Ele é um exemplo trivial de como, diante de um sentido único dado pelo S1 e pelas prisões do gozo, a melhor resposta não passa pelo pensamento, que adormece, e nem mesmo pela ênfase nas significações. Lacan encontra no corte entre S1 e S2, e no destaque da falta de sentido do S1, de sua insensatez, uma direção. O melhor que há para se fazer a fim de sair dessa armadilha, como o próprio Lacan diz no seminário 20, é responder com um koan. Com um S1 que é, ele mesmo não-sentido, ou sem-sentido.

Em 1953, a interrupção do mestre zen vinha claramente com uma discussão acerca do tempo da sessão como um modo de fazer uma pontuação, uma interpretação, resgatando a dimensão temporal como um operador lógico na clínica. O corte do mestre zen com um pontapé, coloca o ato como ponto a partir do qual deve-se pensar o tempo. Já em 1973 não aparece o pontapé, mas um latido. O ato do mestre zen no seminário 20 é um estrondoso não à pergunta canônica do discípulo – se o cachorro teria a natureza búdica. Vale dizer que Lacan diz que a resposta seria um latido (aboiement), não sei se por dar seu toque ao koan, ou se usou alguma versão que desconheço. Mas a resposta de Joshu foi um impactante “não!”. Aparentemente, esse koa não remete à temporalidade e nem ao tempo da sessão como um manejo clínico. Entretanto os cânones são claros. Tudo tem a natureza búdica! A resposta de Joshu soa como um pontapé e é tão inesperada que se tornou um dos koans mais conhecidos no zen. Os cânones, jogados no lixo aqui, podem exercer uma tendência hipnótica e consequentemente terem efeitos soníferos, tal como o inconsciente. Podem funcionar como verdadeiros representantes do discurso do Mestre. A sessão entre o discípulo e o monge é interrompida abruptamente com um não. Seja pela via de um S1 isolado sem sentido, de uma jaculatória, ou de um pontapé, o ato se inscreve aí como princípio que coloca o tempo entre aspas.

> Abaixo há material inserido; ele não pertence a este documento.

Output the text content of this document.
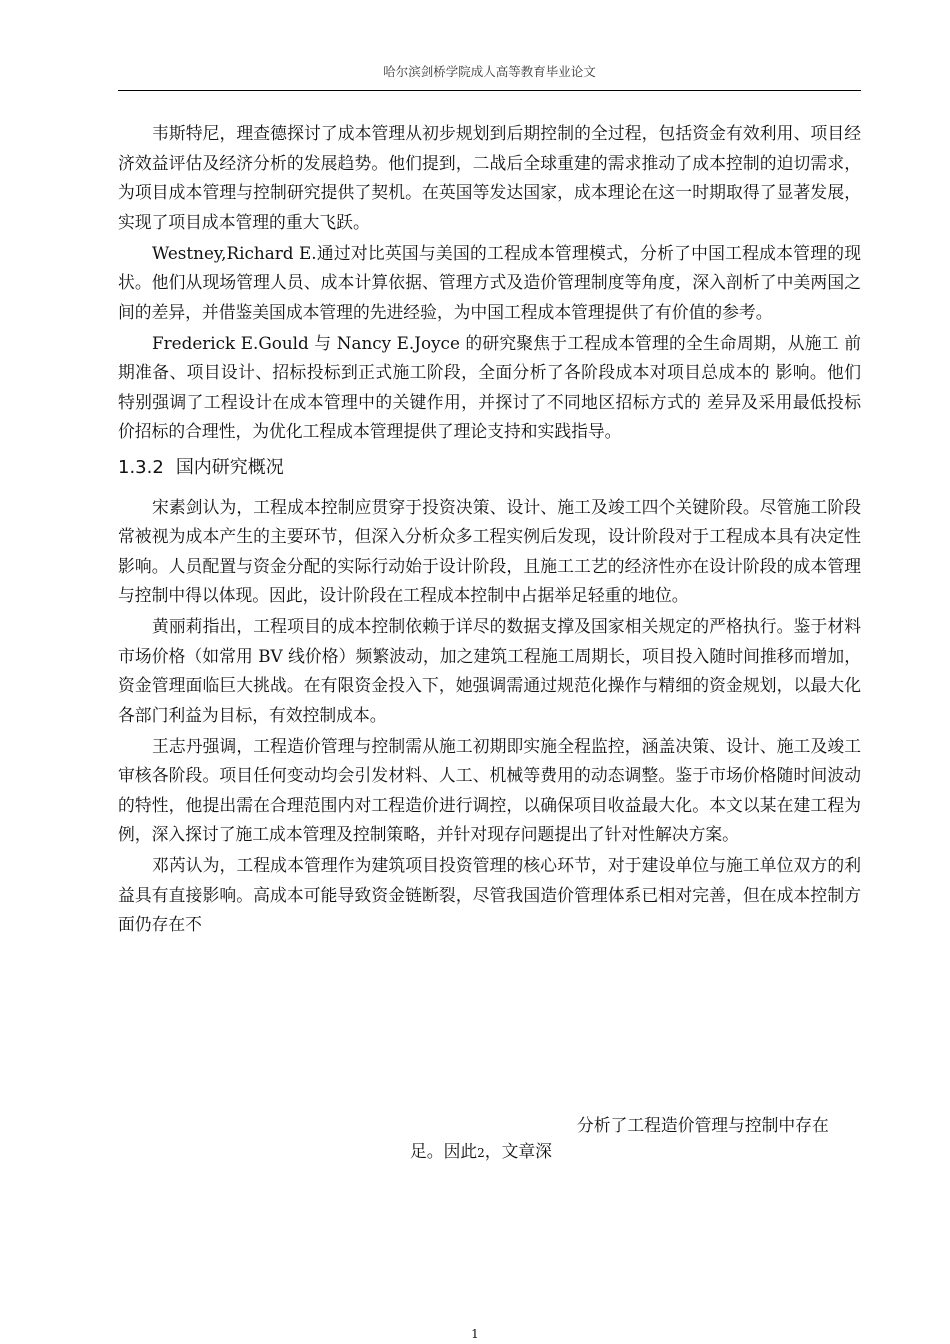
哈尔滨剑桥学院成人高等教育毕业论文

韦斯特尼，理查德探讨了成本管理从初步规划到后期控制的全过程，包括资金有效利用、项目经济效益评估及经济分析的发展趋势。他们提到，二战后全球重建的需求推动了成本控制的迫切需求，为项目成本管理与控制研究提供了契机。在英国等发达国家，成本理论在这一时期取得了显著发展，实现了项目成本管理的重大飞跃。

Westney,Richard E.通过对比英国与美国的工程成本管理模式，分析了中国工程成本管理的现状。他们从现场管理人员、成本计算依据、管理方式及造价管理制度等角度，深入剖析了中美两国之间的差异，并借鉴美国成本管理的先进经验，为中国工程成本管理提供了有价值的参考。

Frederick E.Gould 与 Nancy E.Joyce 的研究聚焦于工程成本管理的全生命周期，从施工 前期准备、项目设计、招标投标到正式施工阶段，全面分析了各阶段成本对项目总成本的 影响。他们特别强调了工程设计在成本管理中的关键作用，并探讨了不同地区招标方式的 差异及采用最低投标价招标的合理性，为优化工程成本管理提供了理论支持和实践指导。

1.3.2 国内研究概况

宋素剑认为，工程成本控制应贯穿于投资决策、设计、施工及竣工四个关键阶段。尽管施工阶段常被视为成本产生的主要环节，但深入分析众多工程实例后发现，设计阶段对于工程成本具有决定性影响。人员配置与资金分配的实际行动始于设计阶段，且施工工艺的经济性亦在设计阶段的成本管理与控制中得以体现。因此，设计阶段在工程成本控制中占据举足轻重的地位。

黄丽莉指出，工程项目的成本控制依赖于详尽的数据支撑及国家相关规定的严格执行。鉴于材料市场价格（如常用 BV 线价格）频繁波动，加之建筑工程施工周期长，项目投入随时间推移而增加，资金管理面临巨大挑战。在有限资金投入下，她强调需通过规范化操作与精细的资金规划，以最大化各部门利益为目标，有效控制成本。

王志丹强调，工程造价管理与控制需从施工初期即实施全程监控，涵盖决策、设计、施工及竣工审核各阶段。项目任何变动均会引发材料、人工、机械等费用的动态调整。鉴于市场价格随时间波动的特性，他提出需在合理范围内对工程造价进行调控，以确保项目收益最大化。本文以某在建工程为例，深入探讨了施工成本管理及控制策略，并针对现存问题提出了针对性解决方案。

邓芮认为，工程成本管理作为建筑项目投资管理的核心环节，对于建设单位与施工单位双方的利益具有直接影响。高成本可能导致资金链断裂，尽管我国造价管理体系已相对完善，但在成本控制方面仍存在不

分析了工程造价管理与控制中存在
足。因此2，文章深
1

Em Freud fica claro como o adormecimento é o fundamento do funcionamento do aparelho psíquico; como a vivência de satisfação e de dor imprimem à realidade a tendência de se submeter às vicissitudes alucinatórias do desejo, bem como eliminar a distinção entre os sistemas ᴪ e φ diante da dor.

O que o koan tem a nos indicar é que diante o sono eterno de uma mente cheia de lembranças, o mestre zen toma o impossível como orientação ao intervir numa temporalidade cujo fundamento é o corte e o instante, não a duração. O ato não se insere tanto na composição gramatical do tempo durável. Talvez aí o tempo seja menos o fundamento do ato, do que o contrário. Há uma passagem da gramática para a lógica, e essa transposição parece exigir a inversão nos fundamentos. Ou seja, ato como fundamento do tempo é o que permite aproximar o instante, o momento e o corte.


Referências:
Lacan, J.. O seminário, livro 1: os escritos técnicos de Freud. Rio de Janeiro: Jorge Zahar, 1983.
Lacan, J.. O seminário, livro 20: mais, ainda. Rio de Janeiro: Jorge Zahar, 1985.
Lacan, J.. Função e campo da fala e da linguagem em psicanálise. In Lacan, J. [Autor], Escritos. Rio de Janeiro: Jorge Zahar, 1998.
Suzuki. D.T. Viver através do Zen. Rio de Janeiro: Jorge Zahar, 1977.